Thursday, March 13, 2008

Walter Crane

Well, it's been a busy week! I've been teaching tutorials all this week and I'm afraid I've neglected my blog!

Tonight I've decided to write a bit about Walter Crane, who is perhaps best known as an illustrator of fairy tales and children's books. Although Walter Crane is not as well known as William Morris, they were friends and Crane was a key character in the Arts and Crafts movement. Like Morris, Ruskin and others, Crane oftened lectured on drawing and design and was the art director at Reading College.

Crane's work was not well received by critics, which is perhaps why he turned to illustrating children's books. His drawings have a strong Japanese influence and are also reminiscent of Kate Greenway's work. He also collaborated with William Morris on illustrations for the Kelmscott book The Story of the Glittering Plain.

I love this quote from Walter Crane wrote about the Arts and Crafts Movement. He had a real passion for beauty that shows though in his writing:

The movement represents in some sense a revolt against the hard mechanical conventional life and it's insensitivity to beauty. It is a protest against that so called industrial progress which produces shoddy wares, the cheapness of which is paid for by the lives of their producers and the degradation of their users. It is a protest against the turning of men into machines against artificial distinctions in art, and against making the immediate market value or possibility of profit the chief test of artistic merit. It also advances the claim of all and each to the common possession of beauty in things common and familiar.

Later in life, Walter Crane moved beyond painting and drawing and moved on to designing sculptures, wallpaper, stained glass and textiles. The image at the right is actually one of his wallpaper designs. How beautiful!


Grace said...

Glad you're back! I've missed your posts :)

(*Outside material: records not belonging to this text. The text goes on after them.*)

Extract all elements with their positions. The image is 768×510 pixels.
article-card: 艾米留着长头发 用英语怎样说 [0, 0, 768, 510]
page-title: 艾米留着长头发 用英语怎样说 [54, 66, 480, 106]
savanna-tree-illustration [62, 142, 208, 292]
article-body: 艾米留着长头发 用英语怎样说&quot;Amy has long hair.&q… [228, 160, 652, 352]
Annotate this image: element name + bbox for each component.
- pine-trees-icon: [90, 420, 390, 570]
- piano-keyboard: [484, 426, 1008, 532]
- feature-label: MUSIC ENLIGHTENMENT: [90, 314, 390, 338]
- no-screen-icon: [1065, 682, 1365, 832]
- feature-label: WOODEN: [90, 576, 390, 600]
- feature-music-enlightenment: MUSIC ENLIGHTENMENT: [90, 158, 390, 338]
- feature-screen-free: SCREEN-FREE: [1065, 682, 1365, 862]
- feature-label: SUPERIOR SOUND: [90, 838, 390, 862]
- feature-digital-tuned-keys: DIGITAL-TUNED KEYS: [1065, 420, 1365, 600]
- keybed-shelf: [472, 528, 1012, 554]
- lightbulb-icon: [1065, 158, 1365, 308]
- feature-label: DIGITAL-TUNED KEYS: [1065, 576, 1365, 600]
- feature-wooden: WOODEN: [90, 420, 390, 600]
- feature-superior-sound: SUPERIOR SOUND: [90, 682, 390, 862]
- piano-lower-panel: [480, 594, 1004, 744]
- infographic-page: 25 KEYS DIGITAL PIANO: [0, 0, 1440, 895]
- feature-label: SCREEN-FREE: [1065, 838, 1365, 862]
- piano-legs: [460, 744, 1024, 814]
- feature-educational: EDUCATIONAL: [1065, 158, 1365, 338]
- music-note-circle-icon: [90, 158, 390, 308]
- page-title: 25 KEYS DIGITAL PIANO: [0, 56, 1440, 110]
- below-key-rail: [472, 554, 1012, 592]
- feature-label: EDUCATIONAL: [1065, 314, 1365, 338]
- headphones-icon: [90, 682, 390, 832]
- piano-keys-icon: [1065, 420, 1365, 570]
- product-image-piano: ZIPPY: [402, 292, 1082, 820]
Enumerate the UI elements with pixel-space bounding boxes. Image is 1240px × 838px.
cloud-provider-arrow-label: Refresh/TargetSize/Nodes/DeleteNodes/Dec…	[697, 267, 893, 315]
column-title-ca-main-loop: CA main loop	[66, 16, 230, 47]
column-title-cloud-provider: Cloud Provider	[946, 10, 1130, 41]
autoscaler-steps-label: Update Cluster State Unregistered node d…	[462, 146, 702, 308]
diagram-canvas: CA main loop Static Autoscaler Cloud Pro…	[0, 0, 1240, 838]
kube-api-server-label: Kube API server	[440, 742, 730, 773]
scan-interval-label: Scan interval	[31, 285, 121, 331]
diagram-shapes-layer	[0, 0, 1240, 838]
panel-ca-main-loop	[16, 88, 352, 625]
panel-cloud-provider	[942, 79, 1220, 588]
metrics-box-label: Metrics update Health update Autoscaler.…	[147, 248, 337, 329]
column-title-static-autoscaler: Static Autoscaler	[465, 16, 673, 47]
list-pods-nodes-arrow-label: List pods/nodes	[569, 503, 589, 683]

Lovely quote by Crane! I wasn't quite aware of his role in the A&C movement. My favorite of his is his illustrations of Puss in Boots. I am terribly biased though, since I have my own little black cat, and I love that he drew his Puss that way!

skatej said...

The brass was cut using a metal hole puncher and a jewelry saw. In retrospect, however, I should have used a drill instead of the puncher. I felt like i had just gone through labor when I finished it. Right now I'm working on knitted wire for my folklore piece. I'm doing Allerleirauh

skatej said...

And thanks for the sweet compliments! It's nice to hear that something I worked so hard on is appreciated.

Walter Crane's illustration style looks from a version of Beauty and the Beast that I had when I was little I think.